Companies' ability and interest in reducing greenhouse gas emissions are under fire this week from both BusinessWeek and Time. While some companies invariably will take the easiest (read least expensive) path, indicting carbon reduction efforts just because some companies try to "greenwash" their activities is going to far.

These top-notch publications are right for reporting on an alarming trend -- that some companies may be playing with the numbers to appear carbon neutral while doing very little to reengineer their business practices to be more sustainable. More accurate and independent auditing is needed. The focus should be on changes that measurably reduce greenhouse gas emissions year over year, not the hard to prove goal of being "carbon neutral."

BusinessWeek makes a failed conclusion by criticizing the idea that reduced footprint can equal increased profits, but then hinging their arguments that renewable energy credits (RECs) are not cost effective and may not really benefit the environment.

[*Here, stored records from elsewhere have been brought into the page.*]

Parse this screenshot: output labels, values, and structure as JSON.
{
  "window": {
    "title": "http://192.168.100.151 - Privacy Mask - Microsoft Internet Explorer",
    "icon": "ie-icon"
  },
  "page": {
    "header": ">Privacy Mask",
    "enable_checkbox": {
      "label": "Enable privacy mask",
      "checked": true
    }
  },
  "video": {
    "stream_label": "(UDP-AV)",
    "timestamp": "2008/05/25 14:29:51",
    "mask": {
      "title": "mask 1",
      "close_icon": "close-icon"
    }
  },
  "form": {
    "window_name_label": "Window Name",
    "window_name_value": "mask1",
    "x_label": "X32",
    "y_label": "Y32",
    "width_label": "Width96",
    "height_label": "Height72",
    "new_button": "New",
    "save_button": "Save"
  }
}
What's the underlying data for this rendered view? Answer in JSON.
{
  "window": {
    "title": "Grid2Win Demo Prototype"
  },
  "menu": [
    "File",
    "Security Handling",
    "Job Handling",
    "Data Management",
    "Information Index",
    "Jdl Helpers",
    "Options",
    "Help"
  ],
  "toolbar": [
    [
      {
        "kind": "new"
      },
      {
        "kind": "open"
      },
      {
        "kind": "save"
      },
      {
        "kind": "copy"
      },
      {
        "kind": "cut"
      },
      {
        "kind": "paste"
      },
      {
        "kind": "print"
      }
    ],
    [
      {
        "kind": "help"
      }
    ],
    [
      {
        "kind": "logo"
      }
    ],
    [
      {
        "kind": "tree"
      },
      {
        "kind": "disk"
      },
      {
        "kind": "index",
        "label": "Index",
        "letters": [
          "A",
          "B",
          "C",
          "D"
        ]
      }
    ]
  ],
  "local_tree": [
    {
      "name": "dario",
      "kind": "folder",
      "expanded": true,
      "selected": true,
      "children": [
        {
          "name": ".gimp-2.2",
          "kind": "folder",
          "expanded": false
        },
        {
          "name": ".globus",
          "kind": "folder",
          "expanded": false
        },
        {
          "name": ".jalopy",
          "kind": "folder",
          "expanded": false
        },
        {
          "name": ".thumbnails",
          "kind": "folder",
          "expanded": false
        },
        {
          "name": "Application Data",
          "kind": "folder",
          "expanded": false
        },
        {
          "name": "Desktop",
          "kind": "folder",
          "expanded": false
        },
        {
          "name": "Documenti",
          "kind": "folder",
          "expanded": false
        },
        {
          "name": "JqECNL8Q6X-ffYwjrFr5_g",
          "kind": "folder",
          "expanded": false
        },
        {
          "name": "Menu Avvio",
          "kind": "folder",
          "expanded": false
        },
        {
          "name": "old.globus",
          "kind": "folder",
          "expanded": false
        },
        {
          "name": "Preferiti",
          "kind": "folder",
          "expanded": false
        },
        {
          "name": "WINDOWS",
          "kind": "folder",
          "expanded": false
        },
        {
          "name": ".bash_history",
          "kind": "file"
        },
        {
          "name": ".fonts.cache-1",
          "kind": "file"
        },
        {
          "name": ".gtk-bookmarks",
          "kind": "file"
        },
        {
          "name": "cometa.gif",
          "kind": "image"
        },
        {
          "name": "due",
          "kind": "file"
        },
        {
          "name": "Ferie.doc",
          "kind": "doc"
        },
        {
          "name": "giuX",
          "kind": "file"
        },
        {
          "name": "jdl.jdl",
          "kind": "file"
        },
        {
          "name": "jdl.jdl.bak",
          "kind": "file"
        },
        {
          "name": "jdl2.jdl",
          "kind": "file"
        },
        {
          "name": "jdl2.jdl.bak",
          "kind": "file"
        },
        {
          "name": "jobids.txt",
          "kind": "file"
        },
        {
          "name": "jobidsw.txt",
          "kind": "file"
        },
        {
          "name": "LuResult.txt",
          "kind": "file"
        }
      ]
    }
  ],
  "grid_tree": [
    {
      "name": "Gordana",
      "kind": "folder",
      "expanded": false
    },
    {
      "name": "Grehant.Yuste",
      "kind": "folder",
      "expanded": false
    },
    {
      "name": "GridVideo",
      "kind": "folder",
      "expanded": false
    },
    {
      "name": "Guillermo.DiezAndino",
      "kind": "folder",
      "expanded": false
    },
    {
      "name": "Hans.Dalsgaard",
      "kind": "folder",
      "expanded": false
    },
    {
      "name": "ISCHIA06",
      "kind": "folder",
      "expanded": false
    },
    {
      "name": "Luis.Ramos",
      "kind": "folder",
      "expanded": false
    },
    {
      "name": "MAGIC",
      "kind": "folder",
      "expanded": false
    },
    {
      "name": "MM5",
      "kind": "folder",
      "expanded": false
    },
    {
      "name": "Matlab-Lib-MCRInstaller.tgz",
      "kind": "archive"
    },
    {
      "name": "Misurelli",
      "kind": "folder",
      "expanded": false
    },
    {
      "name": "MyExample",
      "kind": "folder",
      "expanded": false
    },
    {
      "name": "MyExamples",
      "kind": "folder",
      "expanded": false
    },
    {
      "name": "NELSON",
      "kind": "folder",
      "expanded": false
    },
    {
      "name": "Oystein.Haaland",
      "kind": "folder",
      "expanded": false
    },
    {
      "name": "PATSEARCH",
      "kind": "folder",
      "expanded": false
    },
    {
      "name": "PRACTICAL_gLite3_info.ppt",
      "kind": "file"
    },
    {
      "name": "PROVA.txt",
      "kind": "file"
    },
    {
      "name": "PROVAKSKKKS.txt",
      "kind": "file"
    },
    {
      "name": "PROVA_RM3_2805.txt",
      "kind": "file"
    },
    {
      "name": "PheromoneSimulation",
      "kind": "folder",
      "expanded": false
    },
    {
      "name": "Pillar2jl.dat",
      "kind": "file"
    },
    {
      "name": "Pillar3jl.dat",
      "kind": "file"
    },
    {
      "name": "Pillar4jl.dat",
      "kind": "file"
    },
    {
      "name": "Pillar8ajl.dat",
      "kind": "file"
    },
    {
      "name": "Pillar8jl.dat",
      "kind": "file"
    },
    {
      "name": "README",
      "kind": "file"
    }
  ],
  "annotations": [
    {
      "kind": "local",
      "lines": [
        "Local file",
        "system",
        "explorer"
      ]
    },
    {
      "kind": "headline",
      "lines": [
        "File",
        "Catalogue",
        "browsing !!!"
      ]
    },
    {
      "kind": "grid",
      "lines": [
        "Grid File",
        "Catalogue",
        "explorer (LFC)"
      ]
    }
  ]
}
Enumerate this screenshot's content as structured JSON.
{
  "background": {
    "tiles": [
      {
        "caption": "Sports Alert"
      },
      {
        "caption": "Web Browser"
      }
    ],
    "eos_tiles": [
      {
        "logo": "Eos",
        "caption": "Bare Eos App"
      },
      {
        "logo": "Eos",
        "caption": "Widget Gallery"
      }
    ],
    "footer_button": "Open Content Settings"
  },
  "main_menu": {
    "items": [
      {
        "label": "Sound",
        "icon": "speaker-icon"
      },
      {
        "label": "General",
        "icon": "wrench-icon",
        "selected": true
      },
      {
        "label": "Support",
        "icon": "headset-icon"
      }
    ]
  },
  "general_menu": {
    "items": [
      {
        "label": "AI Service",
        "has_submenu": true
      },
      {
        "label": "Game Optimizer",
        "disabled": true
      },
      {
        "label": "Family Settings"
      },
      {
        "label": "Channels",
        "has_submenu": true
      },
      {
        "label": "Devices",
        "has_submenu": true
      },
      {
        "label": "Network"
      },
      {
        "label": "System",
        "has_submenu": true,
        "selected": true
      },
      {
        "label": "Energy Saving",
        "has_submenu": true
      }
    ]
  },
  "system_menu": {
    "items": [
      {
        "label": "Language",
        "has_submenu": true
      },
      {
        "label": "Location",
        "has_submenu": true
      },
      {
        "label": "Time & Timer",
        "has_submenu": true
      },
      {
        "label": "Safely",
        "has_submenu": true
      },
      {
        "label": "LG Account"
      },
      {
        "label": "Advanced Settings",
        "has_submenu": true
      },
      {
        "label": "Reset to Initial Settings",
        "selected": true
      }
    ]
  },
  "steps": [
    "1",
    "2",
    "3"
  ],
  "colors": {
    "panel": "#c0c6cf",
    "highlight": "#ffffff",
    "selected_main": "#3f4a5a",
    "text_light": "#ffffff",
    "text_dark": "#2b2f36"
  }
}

It doesn't take a science or business degree to realize that buying carbon credits/offsets does not help the bottom line.

What the folks at the Rocky Mountain Institute and other environmentally minded groups espouse is changing manufacturing processes, enhancing energy efficiency, reducing waste, cutting travel, and streamlining the supply chain, which can also enhance profitability. If BusinessWeek can prove the contrary, then they can publish a "Little Green Lies" article, but not by arguing against RECs and carbon offsets, which are not about increasing profitability.